Et les jours succédaient aux jours, des semaines, des mois s’écoulèrent. Maintenant, comme les camarades, il se levait à trois heures, buvait le café, emportait la double tartine que madame Rasseneur lui préparait dès la veille. Régulièrement, en se rendant le matin à la fosse, il rencontrait le vieux Bonnemort qui allait se coucher, et en sortant l’après-midi, il se croisait avec Bouteloup qui arrivait prendre sa tâche. Il avait le béguin, la culotte, la veste de toile, il grelottait et il se chauffait le dos à la baraque, devant le grand feu. Puis venait l’attente, pieds nus, à la recette, traversée de furieux courants d’air. Mais la machine, dont les gros membres d’acier, étoilés de cuivre, luisaient là haut, dans l’ombre, ne le préoccupait plus, ni les câbles qui filaient d’une aile noire et muette d’oiseau nocturne, ni les cages émergeant et plongeant sans cesse, au milieu du vacarme des signaux, des ordres criés, des berlines ébranlant les dalles de fonte. Sa lampe brûlait mal, ce sacré lampiste n’avait pas dû la nettoyer ; et il ne se dégourdissait que lorsque Mouquet les emballait tous, avec des claques de farceur qui sonnaient sur le derrière des filles. La cage se décrochait, tombait comme une pierre au fond d’un trou, sans qu’il tournât seulement la tête pour voir fuir le jour. Jamais il ne songeait à une chute possible, il se retrouvait chez lui à mesure qu’il descendait dans les ténèbres, sous la pluie battante. En bas, à l’accrochage, lorsque Pierron les avait déballés, de son air de douceur cafarde, c’était toujours le même piétinement de troupeau, les chantiers s’en allant chacun à sa taille, d’un pas traînard. Lui, désormais, connaissait les galeries de la mine mieux que les rues de Montsou, savait qu’il fallait tourner ici, se baisser plus loin, éviter ailleurs une flaque d’eau. Il avait pris une telle habitude de ces deux kilomètres sous terre, qu’il les aurait faits sans lampe, les mains dans les poches. Et, toutes les fois, les mêmes rencontres se produisaient, un porion éclairant au passage la face des ouvriers, le père Mouque amenant un cheval, Bébert conduisant Bataille qui s’ébrouait, Jeanlin courant derrière le train pour refermer les portes d’aérage, et la grosse Mouquette, et la maigre Lydie poussant leurs berlines.

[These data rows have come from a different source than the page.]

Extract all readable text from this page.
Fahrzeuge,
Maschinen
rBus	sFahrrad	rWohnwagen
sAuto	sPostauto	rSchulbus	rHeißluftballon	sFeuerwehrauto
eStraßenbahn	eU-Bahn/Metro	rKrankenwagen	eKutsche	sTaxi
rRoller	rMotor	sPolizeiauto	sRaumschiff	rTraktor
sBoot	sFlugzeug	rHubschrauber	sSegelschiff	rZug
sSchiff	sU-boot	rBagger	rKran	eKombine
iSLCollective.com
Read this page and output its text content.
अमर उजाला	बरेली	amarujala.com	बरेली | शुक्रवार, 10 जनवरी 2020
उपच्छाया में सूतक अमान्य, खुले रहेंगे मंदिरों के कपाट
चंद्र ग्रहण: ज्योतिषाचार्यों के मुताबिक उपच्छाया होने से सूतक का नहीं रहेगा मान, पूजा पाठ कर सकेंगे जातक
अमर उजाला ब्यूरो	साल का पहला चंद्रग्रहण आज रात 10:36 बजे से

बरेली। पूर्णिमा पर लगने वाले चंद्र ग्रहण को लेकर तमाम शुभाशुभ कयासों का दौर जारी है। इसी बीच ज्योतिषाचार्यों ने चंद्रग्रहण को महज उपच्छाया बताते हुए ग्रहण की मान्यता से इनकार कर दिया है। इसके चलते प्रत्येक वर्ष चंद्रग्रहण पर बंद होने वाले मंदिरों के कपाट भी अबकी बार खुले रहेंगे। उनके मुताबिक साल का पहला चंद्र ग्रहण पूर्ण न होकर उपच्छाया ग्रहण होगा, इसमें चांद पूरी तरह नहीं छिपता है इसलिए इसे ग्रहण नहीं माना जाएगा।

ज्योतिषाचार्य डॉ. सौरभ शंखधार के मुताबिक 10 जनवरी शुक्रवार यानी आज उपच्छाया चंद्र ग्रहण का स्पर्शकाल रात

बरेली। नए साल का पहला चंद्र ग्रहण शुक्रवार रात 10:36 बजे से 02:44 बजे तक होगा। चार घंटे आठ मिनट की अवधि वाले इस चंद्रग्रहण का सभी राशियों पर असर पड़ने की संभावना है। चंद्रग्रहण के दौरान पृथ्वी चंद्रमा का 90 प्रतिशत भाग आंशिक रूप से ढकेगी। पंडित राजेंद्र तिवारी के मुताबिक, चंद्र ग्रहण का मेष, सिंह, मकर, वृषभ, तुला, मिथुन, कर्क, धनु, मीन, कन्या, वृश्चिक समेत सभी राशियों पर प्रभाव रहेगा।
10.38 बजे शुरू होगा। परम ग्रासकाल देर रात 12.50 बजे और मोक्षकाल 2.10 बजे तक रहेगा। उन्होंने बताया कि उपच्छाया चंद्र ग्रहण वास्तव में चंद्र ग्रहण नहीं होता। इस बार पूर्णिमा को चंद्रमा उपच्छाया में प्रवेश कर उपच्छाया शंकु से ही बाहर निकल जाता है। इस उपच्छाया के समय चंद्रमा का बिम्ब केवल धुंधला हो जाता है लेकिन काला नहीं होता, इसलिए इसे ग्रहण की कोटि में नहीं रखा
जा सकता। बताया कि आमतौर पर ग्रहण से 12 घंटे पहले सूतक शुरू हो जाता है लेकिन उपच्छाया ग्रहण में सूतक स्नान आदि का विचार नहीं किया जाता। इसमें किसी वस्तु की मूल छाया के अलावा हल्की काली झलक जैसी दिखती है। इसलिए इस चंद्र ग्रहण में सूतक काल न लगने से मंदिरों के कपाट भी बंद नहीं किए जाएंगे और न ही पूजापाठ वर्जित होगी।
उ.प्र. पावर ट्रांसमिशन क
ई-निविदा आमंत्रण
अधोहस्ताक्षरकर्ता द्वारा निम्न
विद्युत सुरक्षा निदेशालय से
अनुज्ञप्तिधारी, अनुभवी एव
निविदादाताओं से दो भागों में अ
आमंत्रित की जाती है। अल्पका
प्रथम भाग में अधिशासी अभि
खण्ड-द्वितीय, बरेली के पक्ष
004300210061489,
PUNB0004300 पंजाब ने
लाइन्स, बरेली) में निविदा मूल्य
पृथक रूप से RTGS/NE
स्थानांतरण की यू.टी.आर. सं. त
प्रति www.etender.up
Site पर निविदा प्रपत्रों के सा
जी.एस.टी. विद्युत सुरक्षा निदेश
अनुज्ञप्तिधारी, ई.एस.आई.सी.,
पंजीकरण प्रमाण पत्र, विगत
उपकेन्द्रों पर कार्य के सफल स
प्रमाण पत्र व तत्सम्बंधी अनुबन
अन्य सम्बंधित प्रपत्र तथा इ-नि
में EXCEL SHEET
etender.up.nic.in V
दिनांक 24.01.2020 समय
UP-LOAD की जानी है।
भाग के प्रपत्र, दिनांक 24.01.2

À la longue, Étienne souffrait aussi beaucoup moins de l’humidité et de l’étouffement de la taille. La cheminée lui semblait très commode pour monter, comme s’il eût fondu et qu’il pût passer par des fentes, où il n’aurait point risqué une main jadis. Il respirait sans malaise les poussières du charbon, voyait clair dans la nuit, suait tranquille, fait à la sensation d’avoir du matin au soir ses vêtements trempés sur le corps. Du reste, il ne dépensait plus maladroitement ses forces, une adresse lui était venue, si rapide, qu’elle étonnait le chantier. Au bout de trois semaines, on le citait parmi les bons herscheurs de la fosse : pas un ne roulait sa berline jusqu’au plan incliné, d’un train plus vif, ni ne l’emballait ensuite, avec autant de correction. Sa petite taille lui permettait de se glisser partout, et ses bras avaient beau être fins et blancs comme ceux d’une femme, ils paraissaient en fer sous la peau délicate, tellement ils menaient rudement la besogne. Jamais il ne se plaignait, par fierté sans doute, même quand il râlait de fatigue. On ne lui reprochait que de ne pas comprendre la plaisanterie, tout de suite fâché, dès qu’on voulait taper sur lui. Au demeurant, il était accepté, regardé comme un vrai mineur, dans cet écrasement de l’habitude qui le réduisait un peu chaque jour à une fonction de machine.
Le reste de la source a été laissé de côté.